El auge del movimiento nacionalista, tonificado por el sentimiento religioso, se tradujo en una continua inquietud popular que, hace dos años, llegó a preocupar al gobierno francés. En tanto que Argelia ha sido incorporada al territorio francés, Marruecos mantiene una situación de protectorado, que se ejerce por sobre un sultán, de poderes muy limitados. En 1953 el sultán Mohamed ben Yussef puso de manifiesto su adhesión al movimiento nacionalista y se abstuvo de secundar una de las periódicas revisiones del estatuto del Protectorado. El gobierno francés lo destituyó, reemplazándolo por Mohamed ben Arafa, que le era adicto; pero desde entonces la situación del gobierno ha sido precaria y los disturbios se han sucedido uno tras otro, con considerables víctimas y daños materiales.
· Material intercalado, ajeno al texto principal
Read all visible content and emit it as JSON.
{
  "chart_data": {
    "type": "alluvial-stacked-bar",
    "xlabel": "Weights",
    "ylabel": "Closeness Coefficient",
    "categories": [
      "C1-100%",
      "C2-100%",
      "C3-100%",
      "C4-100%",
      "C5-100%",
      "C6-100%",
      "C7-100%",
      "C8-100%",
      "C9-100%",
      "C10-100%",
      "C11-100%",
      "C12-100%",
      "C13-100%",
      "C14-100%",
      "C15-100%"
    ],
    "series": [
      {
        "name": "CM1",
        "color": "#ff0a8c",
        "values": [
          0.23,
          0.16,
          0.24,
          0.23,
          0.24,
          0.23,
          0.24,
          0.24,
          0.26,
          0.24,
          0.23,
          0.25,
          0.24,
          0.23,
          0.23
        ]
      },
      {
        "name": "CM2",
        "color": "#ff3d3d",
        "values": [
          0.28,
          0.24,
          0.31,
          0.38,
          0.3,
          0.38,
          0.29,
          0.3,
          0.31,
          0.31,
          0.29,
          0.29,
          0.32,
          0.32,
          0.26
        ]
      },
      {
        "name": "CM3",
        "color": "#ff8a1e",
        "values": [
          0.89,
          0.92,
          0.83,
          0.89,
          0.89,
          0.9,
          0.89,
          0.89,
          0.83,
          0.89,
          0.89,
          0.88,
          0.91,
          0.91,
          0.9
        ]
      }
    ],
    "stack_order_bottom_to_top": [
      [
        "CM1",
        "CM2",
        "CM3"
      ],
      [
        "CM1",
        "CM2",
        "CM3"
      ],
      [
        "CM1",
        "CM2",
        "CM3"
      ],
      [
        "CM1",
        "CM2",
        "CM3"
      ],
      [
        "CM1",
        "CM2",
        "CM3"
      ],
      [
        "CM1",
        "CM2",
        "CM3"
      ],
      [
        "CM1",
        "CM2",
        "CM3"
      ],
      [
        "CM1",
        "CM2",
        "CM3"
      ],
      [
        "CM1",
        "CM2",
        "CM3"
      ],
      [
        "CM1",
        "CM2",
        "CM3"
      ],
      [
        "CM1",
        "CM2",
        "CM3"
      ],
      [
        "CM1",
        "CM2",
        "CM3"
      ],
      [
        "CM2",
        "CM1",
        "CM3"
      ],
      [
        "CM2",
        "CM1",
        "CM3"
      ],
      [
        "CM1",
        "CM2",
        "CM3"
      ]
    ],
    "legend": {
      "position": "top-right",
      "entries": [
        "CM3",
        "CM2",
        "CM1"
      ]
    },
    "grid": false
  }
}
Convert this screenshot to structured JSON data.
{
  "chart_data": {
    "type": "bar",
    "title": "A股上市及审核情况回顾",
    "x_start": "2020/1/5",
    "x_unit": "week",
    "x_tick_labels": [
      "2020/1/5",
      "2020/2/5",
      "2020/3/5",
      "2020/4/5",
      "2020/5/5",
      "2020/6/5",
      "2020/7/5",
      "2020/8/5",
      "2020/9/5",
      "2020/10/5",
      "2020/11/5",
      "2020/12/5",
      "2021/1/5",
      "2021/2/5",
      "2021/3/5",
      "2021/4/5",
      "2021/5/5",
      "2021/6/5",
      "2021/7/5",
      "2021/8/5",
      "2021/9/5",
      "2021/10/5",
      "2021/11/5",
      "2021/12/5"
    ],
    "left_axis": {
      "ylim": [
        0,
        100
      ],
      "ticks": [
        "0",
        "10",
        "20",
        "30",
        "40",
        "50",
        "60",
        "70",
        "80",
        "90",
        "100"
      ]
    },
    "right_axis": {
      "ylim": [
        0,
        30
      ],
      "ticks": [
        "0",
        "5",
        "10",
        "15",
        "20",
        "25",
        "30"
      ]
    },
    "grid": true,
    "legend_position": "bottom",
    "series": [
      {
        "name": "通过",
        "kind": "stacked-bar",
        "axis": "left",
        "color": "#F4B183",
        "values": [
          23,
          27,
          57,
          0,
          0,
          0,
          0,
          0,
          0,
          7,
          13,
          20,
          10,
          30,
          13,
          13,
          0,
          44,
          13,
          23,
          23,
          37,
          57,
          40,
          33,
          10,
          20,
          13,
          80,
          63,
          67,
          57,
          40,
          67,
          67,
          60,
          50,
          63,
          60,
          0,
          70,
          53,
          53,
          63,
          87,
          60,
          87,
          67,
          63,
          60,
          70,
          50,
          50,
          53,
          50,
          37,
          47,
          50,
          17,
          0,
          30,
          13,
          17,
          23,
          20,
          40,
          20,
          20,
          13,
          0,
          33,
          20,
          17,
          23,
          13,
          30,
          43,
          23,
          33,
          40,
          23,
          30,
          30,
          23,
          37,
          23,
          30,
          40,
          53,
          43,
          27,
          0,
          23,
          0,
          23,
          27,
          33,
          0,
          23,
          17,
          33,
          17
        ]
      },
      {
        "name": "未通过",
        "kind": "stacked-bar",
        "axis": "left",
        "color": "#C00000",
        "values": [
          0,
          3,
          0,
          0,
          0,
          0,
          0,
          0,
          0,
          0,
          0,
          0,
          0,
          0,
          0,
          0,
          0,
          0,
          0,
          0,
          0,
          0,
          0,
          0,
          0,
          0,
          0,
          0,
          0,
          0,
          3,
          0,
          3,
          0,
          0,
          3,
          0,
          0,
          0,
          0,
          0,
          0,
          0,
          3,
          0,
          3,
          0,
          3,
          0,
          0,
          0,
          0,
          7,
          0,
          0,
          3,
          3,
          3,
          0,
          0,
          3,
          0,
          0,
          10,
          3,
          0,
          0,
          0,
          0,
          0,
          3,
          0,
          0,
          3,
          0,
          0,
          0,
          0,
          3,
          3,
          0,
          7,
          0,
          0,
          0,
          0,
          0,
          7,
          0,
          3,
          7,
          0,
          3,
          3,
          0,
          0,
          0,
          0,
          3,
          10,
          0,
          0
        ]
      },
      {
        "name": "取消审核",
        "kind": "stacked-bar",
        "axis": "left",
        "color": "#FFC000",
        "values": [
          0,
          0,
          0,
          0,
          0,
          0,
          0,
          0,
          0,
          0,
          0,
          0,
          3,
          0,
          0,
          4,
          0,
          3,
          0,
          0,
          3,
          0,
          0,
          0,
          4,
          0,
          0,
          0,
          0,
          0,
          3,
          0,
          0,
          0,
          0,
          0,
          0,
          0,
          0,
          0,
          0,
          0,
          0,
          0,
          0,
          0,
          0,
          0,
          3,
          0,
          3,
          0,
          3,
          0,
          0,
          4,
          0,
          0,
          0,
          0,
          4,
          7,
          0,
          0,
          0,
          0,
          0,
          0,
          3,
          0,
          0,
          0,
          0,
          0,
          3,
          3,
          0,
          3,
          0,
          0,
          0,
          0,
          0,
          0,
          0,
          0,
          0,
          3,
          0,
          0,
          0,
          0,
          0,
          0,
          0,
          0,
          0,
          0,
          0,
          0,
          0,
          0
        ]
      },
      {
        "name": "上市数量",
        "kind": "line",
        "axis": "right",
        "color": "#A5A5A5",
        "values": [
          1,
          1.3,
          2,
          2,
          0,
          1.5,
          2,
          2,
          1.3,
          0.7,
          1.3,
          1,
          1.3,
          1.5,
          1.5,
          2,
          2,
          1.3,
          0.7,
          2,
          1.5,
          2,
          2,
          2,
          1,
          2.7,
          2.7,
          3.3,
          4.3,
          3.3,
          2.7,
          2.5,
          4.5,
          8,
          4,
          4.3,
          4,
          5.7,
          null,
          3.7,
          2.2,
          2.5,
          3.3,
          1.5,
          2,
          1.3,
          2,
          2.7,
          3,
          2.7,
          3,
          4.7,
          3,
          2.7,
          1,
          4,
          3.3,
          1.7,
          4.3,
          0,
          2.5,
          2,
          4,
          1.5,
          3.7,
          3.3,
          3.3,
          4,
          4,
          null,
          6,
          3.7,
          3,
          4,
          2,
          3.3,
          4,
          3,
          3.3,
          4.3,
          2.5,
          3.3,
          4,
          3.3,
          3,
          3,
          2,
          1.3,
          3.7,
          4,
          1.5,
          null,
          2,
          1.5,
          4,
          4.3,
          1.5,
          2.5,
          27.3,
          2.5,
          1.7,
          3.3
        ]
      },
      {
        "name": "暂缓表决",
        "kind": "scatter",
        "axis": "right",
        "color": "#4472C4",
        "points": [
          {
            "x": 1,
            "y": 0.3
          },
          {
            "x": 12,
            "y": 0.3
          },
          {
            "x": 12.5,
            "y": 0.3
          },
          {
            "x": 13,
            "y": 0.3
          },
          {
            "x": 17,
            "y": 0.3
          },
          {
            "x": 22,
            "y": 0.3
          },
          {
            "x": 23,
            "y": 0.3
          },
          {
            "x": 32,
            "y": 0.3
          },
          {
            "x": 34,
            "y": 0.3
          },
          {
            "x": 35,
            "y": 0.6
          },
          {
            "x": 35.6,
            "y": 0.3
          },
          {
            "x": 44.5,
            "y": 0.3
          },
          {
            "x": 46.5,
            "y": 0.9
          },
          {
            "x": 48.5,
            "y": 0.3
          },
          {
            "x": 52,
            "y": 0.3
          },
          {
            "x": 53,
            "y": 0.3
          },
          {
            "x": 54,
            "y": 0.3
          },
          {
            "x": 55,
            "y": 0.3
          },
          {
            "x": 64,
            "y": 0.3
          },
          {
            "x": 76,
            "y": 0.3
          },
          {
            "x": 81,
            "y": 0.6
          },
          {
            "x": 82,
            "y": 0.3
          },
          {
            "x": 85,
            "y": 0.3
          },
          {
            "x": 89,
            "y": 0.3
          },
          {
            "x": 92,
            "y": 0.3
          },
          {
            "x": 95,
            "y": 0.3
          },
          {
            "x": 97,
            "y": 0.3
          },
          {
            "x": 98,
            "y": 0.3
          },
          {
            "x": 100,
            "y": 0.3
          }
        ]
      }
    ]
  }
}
Es innegable que la situación es difícil. El gobierno francés —y buena parte de la opinión pública— está persuadido de que, a la larga, la situación será insostenible, y hace con mayor o menor fortuna esfuerzos para acercarse a una solución. Pero la opinión conservadora dificulta esa política, a la que se oponen también los intereses vinculados a las fuertes inversiones, realizadas en los últimos tiempos, y los colonos de origen francés, que temen por su seguridad, en un régimen en el que se debilite la acción francesa. Entre tales dificultades, es evidente que se hace urgente llegar a un acuerdo que concilie los intereses en pugna. La noticia de que un consejo de regencia organizará un gobierno en el que tengan cabida los grupos nacionalistas, parece autorizar cierto optimismo. Pero es innegable que deberán preverse nuevas dificultades si no se prepara, poco a poco, un plan para dar plena satisfacción a los sentimientos nacionalistas.